I have been continuously improving Cakelisp and GameLib and intend to continue using these tools on future projects. This means all the bugs I find and fix, the features I add, and the body of references I accumulate all contribute to my potential for future success.

The more I can leverage and improve my existing tools, the easier it will be to create better applications. I started Cakelisp because I believed it would help me make better software faster, and I would be happier working with it. I still believe I have achieved these results.

Accumulating experience

Before File Helper, I hadn't had much experience writing shaders for 3D graphics. My career has always been focused on gameplay software engineering. File Helper's Tree Map gave me an opportunity to write some simple shaders and get my feet wet with OpenGL. I am already excited to use this knowledge on my next project, which will definitely need some shaders, because it also requires some custom graphical widgets.

Additionally, the more projects I get to version 1, the better I get at planning and executing my plans. I feel I have gotten better at knowing when to set artificial deadlines for myself, and how to more effectively filter the features which waste time vs. the ones that really matter.

Determining what's worth making

It is very difficult to know whether something is worthwhile until you have something to put in front of people. This is partly the idea behind the Lean startup. I knew the reasons I wanted File Helper, but I do not know how many other people would want it.
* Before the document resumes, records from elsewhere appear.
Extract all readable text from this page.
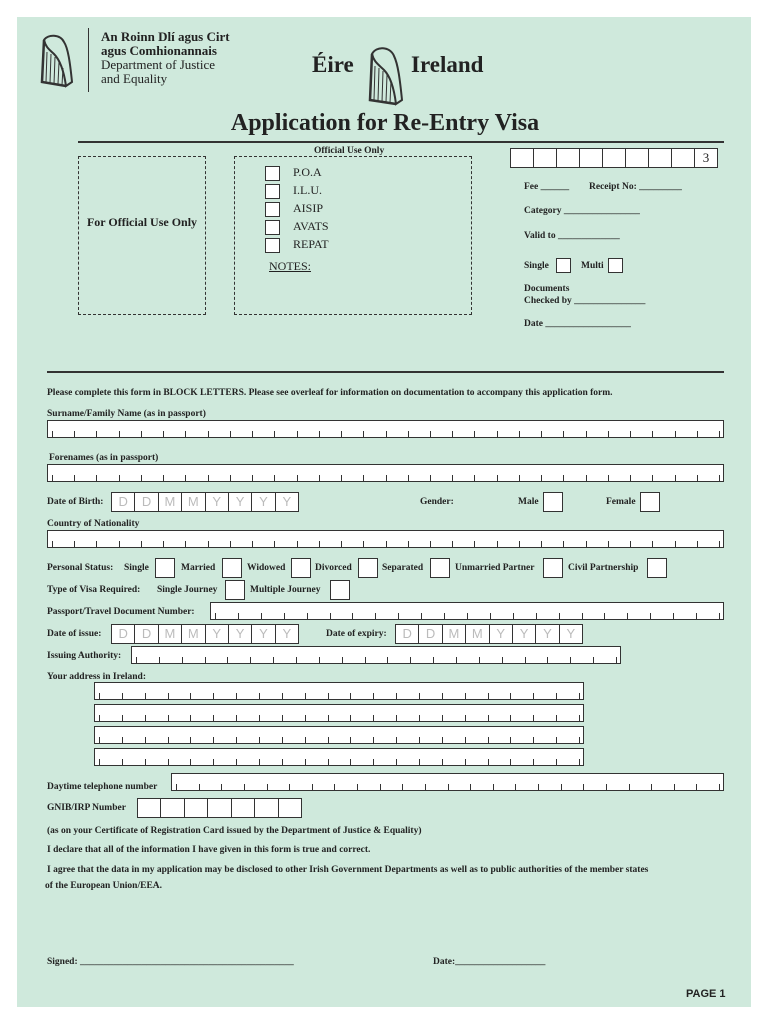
An Roinn Dlí agus Cirt
agus Comhionannais
Department of Justice
and Equality
Éire Ireland
Application for Re-Entry Visa
Official Use Only
For Official Use Only
P.O.A
I.L.U.
AISIP
AVATS
REPAT
NOTES:
3
Fee ______ Receipt No: _________
Category ________________
Valid to _____________
Single	Multi
Documents
Checked by _______________
Date __________________
Please complete this form in BLOCK LETTERS. Please see overleaf for information on documentation to accompany this application form.
Surname/Family Name (as in passport)
Forenames (as in passport)
Date of Birth:	D	D	M M	Y	Y	Y	Y	Gender:	Male	Female
Country of Nationality
Personal Status: Single	Married	Widowed	Divorced	Separated	Unmarried Partner	Civil Partnership
Type of Visa Required: Single Journey	Multiple Journey
Passport/Travel Document Number:
Date of issue:	D	D	M M	Y	Y	Y	Y	Date of expiry:	D	D	M M	Y	Y	Y	Y
Issuing Authority:
Your address in Ireland:
Daytime telephone number
GNIB/IRP Number
(as on your Certificate of Registration Card issued by the Department of Justice & Equality)
I declare that all of the information I have given in this form is true and correct.
I agree that the data in my application may be disclosed to other Irish Government Departments as well as to public authorities of the member states
of the European Union/EEA.
Signed: _____________________________________________	Date:___________________
PAGE 1
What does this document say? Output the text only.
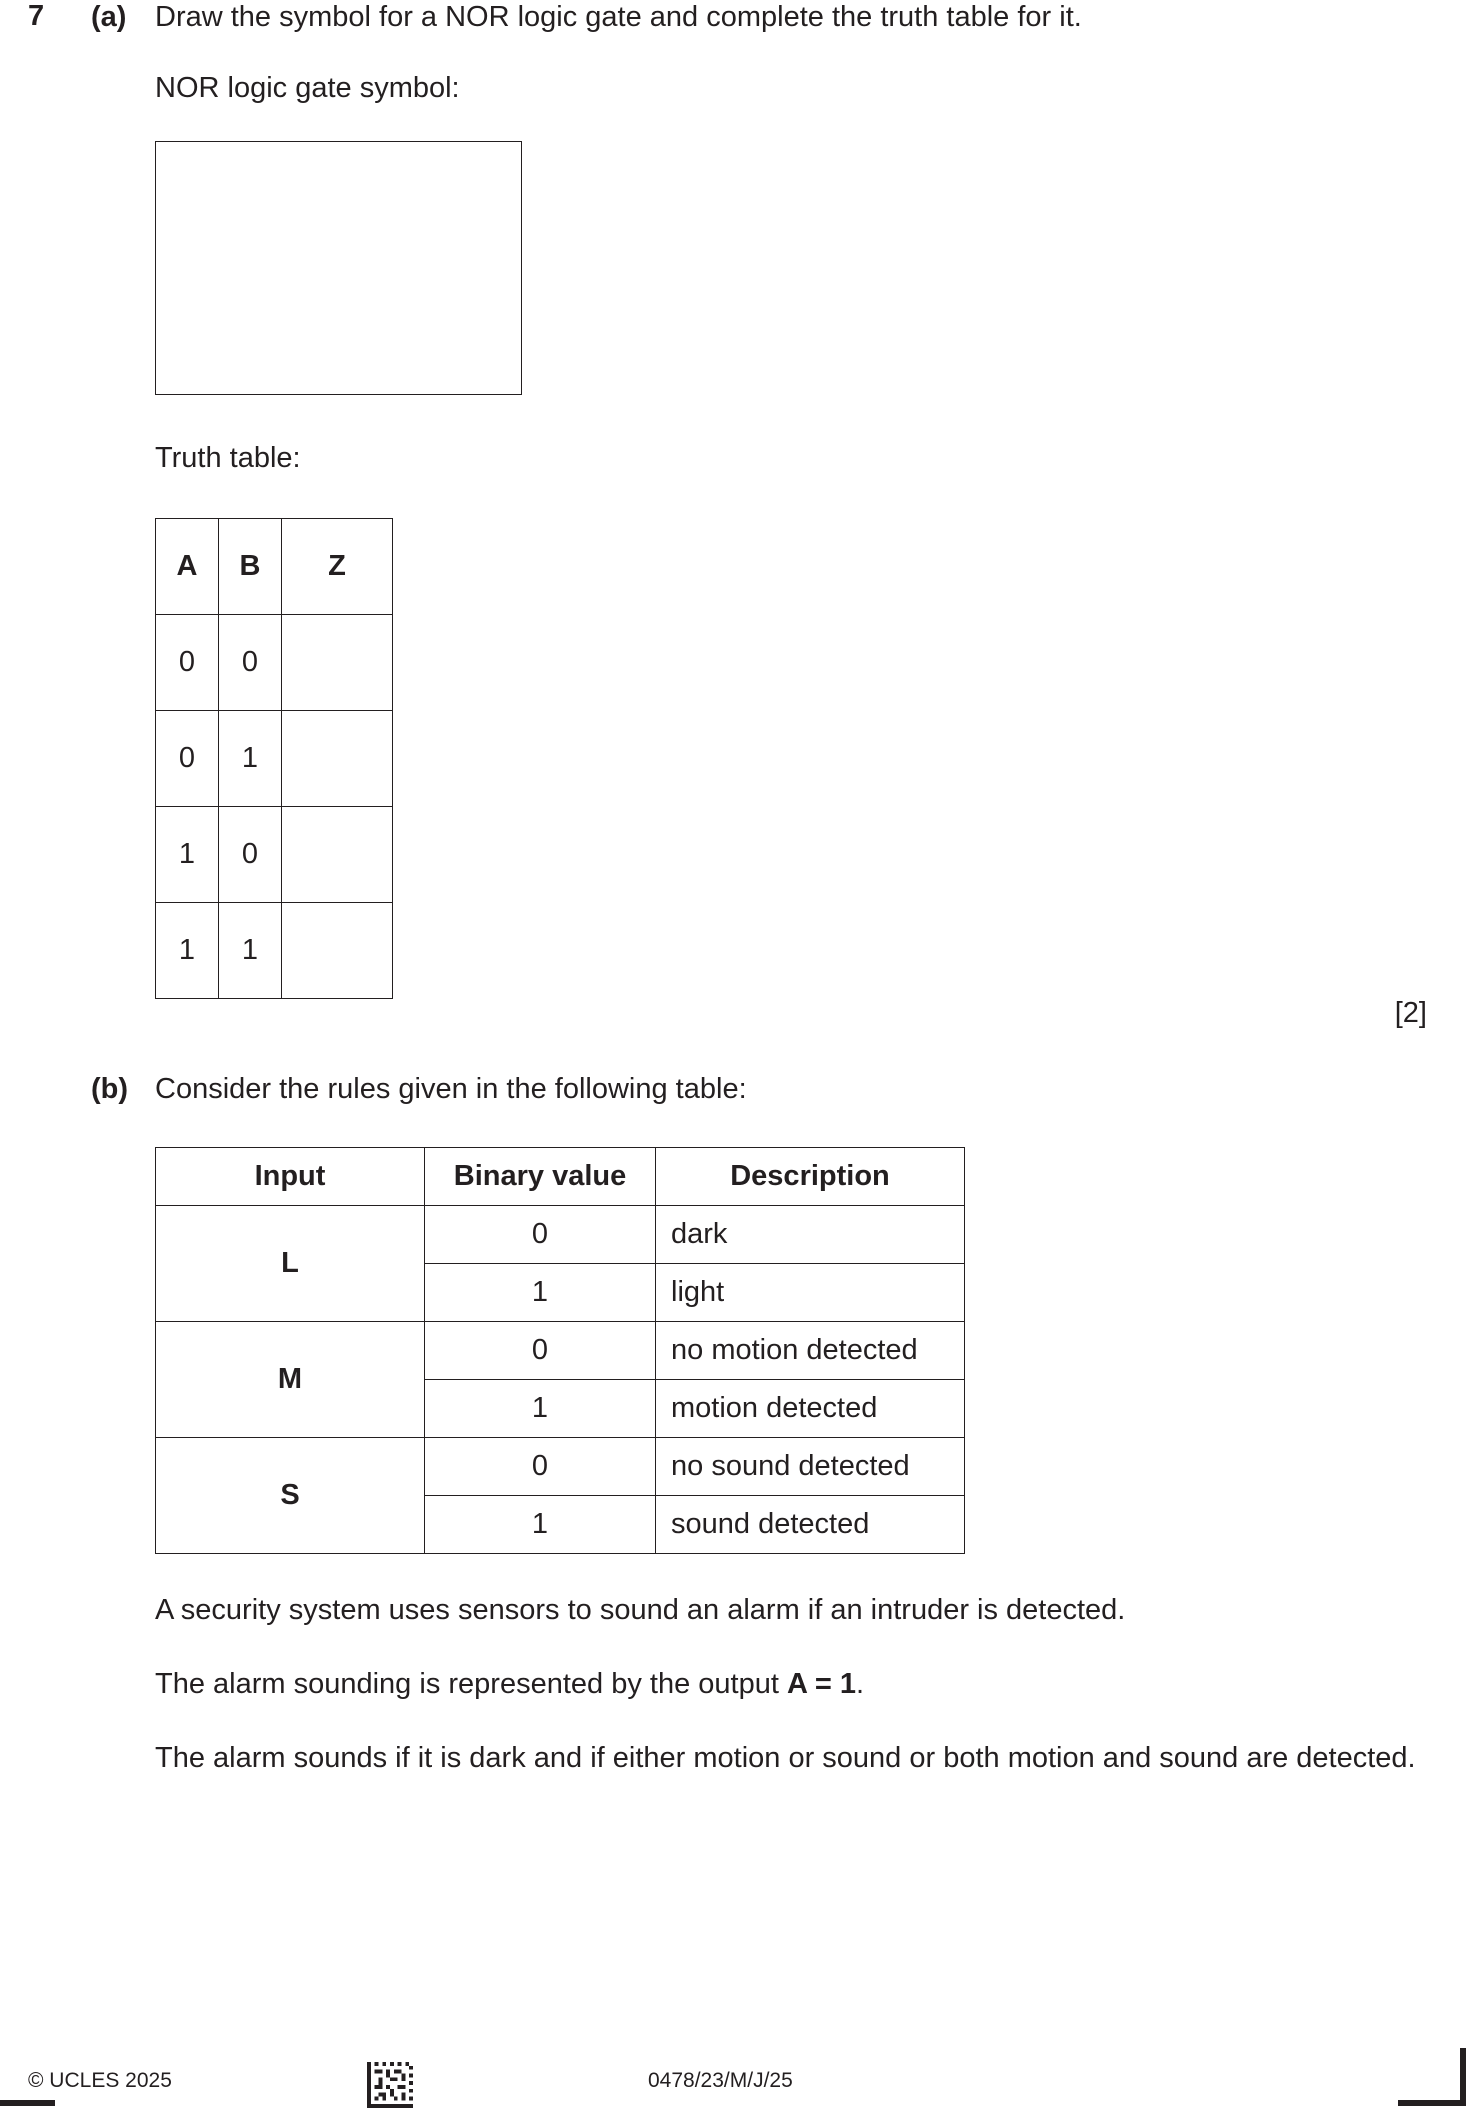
7 (a) Draw the symbol for a NOR logic gate and complete the truth table for it.
NOR logic gate symbol:
Truth table:
A	B	Z
0	0	
0	1	
1	0	
1	1	
[2]
(b) Consider the rules given in the following table:
Input	Binary value	Description
L	0	dark
	1	light
M	0	no motion detected
	1	motion detected
S	0	no sound detected
	1	sound detected
A security system uses sensors to sound an alarm if an intruder is detected.
The alarm sounding is represented by the output A = 1.
The alarm sounds if it is dark and if either motion or sound or both motion and sound are detected.
© UCLES 2025	0478/23/M/J/25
Do others encounter similar problems to what made me want the tool?

I needed to create something in order to answer this question. I plan on having an MVP for File Helper online and available to download in October. This project was started around 5 months ago, and developed in earnest (nearly every day) for around 2 months. I would like to shorten this time for the next project, especially by gathering input from potential users much earlier, which is something I didn't do with File Helper.

If File Helper doesn't find an audience, I gained an extremely valuable data point. I'd know I am making the wrong thing[^1], and I would hopefully also receive user feedback to hint me in a better direction. I think spending a couple months to learn this lesson isn't entirely unreasonable, especially because I still gain a tool which is valuable to me at the end of it.

Crafting things is satisfying

I'm very proud of the projects I have finished. It feels good to create things, and even if those things "fail", the journey of putting them together, the "Aha!" moments, and tinkering with the whirring machine you built is still worth a ton.

[^1]: In the context where my end goal is to make enough money on my projects to sustain myself, which is my career goal.

What do you mean exactly by a file organization application ? Is it a file browser or something else ?

It's different from anything I've seen before. The purpose is to categorize all the files on your drive so that you can more easily automate actions on those files.

In my case, my backups were getting too large to put on the cloud, so I wanted a tool to help me figure out what was in the backup, and organize multiple tiers of backup. For example; Critical files can be a small set backed up on multiple servers, whereas a Media backup tier would be annoying to lose, but not the end of the world.

I needed something which would help me very efficiently go through all my files. This tool lets you inherit and override categorizations such that it doesn't take many actions to completely mark up a drive.

The categorization works in tandem with the treemap visualization of file sizes to help you know what files are very large and therefore might belong in a different backup tier.

I can't say that I see a lot of use for that (for myself). But something I often want in file browser is to easily select files from different directories and sub-directories and move or copy them (optionally keeping the directory structure in the copy). It's more a temporary thing, that I need just for a single "action" so it could be useful for that.